Rigorous experimental design for frdD functional studies requires comprehensive controls:

• Positive controls:

  • Native membrane preparations containing functional fumarate reductase complex

  • Reconstituted systems with known activity levels

  • Previously characterized batches of recombinant protein

• Negative controls:

  • Heat-denatured frdD preparations

  • Structurally similar but functionally distinct membrane proteins

  • Buffer-only controls incorporating all detergents and additives

• Specificity controls:

  • Site-directed mutants with alterations in predicted functional regions

  • Competition assays with excess unlabeled protein

  • Antibody blocking experiments in interaction studies

• Technical validation controls:

  • Range of substrate concentrations to establish enzyme kinetics

  • Multiple detergent conditions to rule out detergent artifacts

  • Replicate measurements across independent protein preparations

These methodologically rigorous controls address the specific challenges of working with membrane proteins and ensure that observed effects are specifically attributable to frdD function.

How can researchers validate antibodies against frdD for immunological studies?

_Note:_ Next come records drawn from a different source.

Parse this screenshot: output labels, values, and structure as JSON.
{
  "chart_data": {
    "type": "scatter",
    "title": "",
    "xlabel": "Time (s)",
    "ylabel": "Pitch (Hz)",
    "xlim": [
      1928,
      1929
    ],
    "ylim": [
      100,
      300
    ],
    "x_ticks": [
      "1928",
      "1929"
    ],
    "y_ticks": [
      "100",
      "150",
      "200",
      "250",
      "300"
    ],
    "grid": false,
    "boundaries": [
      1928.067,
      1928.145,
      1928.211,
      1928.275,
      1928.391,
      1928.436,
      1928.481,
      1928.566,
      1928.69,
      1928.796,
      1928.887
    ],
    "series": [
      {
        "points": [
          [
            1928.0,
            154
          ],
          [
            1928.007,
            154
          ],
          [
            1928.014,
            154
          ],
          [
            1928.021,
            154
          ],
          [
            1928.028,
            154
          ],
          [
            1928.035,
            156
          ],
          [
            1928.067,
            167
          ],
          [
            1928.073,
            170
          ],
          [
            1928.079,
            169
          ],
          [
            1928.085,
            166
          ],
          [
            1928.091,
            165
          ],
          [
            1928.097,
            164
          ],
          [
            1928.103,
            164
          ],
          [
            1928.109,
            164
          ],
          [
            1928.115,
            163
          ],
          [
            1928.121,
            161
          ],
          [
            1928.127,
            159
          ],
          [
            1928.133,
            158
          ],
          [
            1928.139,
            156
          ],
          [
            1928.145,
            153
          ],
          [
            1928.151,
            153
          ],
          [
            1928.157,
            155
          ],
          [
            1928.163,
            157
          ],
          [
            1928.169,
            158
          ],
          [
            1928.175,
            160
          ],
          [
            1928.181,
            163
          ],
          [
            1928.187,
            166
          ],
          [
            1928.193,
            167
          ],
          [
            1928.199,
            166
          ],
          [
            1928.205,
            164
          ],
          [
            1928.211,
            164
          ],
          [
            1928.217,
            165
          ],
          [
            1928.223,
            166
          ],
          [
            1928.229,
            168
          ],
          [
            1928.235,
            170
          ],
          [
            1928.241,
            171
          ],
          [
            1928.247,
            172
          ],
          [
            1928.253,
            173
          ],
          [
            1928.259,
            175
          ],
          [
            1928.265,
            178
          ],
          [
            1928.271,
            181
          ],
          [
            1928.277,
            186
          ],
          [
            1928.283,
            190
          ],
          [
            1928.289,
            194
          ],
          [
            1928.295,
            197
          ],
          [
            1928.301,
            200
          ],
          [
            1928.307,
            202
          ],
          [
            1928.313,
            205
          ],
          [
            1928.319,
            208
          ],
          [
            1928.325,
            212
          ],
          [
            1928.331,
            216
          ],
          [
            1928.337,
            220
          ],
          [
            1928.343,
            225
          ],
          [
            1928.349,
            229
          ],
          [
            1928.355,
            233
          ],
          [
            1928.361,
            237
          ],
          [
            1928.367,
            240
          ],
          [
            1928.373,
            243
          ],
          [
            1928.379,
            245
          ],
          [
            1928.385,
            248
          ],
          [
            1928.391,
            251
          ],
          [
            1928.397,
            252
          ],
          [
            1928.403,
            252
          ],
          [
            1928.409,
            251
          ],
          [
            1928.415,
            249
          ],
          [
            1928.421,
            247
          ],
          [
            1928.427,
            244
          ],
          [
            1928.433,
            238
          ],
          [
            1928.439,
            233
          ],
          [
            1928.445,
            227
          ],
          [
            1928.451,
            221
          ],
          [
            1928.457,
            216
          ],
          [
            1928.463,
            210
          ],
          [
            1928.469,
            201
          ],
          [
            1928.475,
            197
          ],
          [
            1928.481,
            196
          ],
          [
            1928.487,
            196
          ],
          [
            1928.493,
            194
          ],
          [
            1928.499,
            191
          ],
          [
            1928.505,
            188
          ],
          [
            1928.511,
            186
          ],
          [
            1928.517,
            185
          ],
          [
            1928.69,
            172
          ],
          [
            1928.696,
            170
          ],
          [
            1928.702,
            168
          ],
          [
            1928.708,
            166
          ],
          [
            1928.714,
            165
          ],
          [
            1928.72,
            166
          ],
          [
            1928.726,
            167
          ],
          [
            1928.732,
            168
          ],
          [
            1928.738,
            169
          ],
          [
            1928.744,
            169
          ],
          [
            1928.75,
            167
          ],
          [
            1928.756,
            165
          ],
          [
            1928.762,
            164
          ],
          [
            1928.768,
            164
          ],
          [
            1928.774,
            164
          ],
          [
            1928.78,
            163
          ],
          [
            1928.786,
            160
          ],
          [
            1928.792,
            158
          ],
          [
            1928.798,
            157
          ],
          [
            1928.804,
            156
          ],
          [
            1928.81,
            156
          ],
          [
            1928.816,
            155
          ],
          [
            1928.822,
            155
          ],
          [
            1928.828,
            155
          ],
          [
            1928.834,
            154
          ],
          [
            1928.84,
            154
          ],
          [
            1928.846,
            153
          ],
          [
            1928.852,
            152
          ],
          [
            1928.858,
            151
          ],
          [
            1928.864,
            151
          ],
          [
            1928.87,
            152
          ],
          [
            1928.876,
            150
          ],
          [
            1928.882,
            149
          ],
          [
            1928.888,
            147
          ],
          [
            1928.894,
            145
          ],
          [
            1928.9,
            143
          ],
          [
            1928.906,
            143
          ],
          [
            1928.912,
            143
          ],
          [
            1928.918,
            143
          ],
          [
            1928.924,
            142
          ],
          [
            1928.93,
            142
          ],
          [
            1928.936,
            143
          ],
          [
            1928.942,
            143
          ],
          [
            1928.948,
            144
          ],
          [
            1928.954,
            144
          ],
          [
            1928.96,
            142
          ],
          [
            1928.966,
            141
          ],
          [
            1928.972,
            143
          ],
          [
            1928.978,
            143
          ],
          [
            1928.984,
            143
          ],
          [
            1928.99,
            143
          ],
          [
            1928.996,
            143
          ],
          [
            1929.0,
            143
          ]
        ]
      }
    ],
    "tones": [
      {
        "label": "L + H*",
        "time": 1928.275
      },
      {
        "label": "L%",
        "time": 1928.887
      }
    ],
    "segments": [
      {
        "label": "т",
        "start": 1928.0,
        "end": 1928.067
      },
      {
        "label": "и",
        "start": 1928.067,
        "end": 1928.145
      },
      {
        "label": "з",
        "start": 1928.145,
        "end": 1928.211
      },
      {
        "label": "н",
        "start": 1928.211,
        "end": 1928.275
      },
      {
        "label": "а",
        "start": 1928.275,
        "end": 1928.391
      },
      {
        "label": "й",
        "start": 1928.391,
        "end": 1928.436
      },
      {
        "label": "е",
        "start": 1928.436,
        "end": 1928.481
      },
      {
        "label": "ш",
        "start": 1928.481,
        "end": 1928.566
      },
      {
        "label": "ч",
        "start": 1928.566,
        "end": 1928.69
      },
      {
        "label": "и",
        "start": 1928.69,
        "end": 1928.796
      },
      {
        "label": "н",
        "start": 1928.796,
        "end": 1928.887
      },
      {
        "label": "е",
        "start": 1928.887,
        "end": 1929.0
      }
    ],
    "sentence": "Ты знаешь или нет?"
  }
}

Comprehensive antibody validation for frdD research should include:

• Specificity validation:

  • Western blot analysis using recombinant frdD and whole-cell lysates

  • Comparison of wildtype versus frdD deletion mutant reactivity

  • Pre-absorption controls with purified antigen

  • Cross-reactivity testing against related proteins

• Application-specific validation:

  • For immunoprecipitation: Pull-down efficiency quantification

  • For immunofluorescence: Colocalization with membrane markers

  • For ELISA: Standard curve generation with purified protein

  • For flow cytometry: Signal-to-noise ratio optimization

• Multiple antibody approach:

  • Generation of antibodies against different epitopes

  • Comparison of monoclonal versus polyclonal antibody performance

  • Use of tagged recombinant proteins to enable commercial tag antibodies as alternatives

These validation strategies ensure that immunological studies targeting frdD produce reliable, reproducible data with minimal artifacts.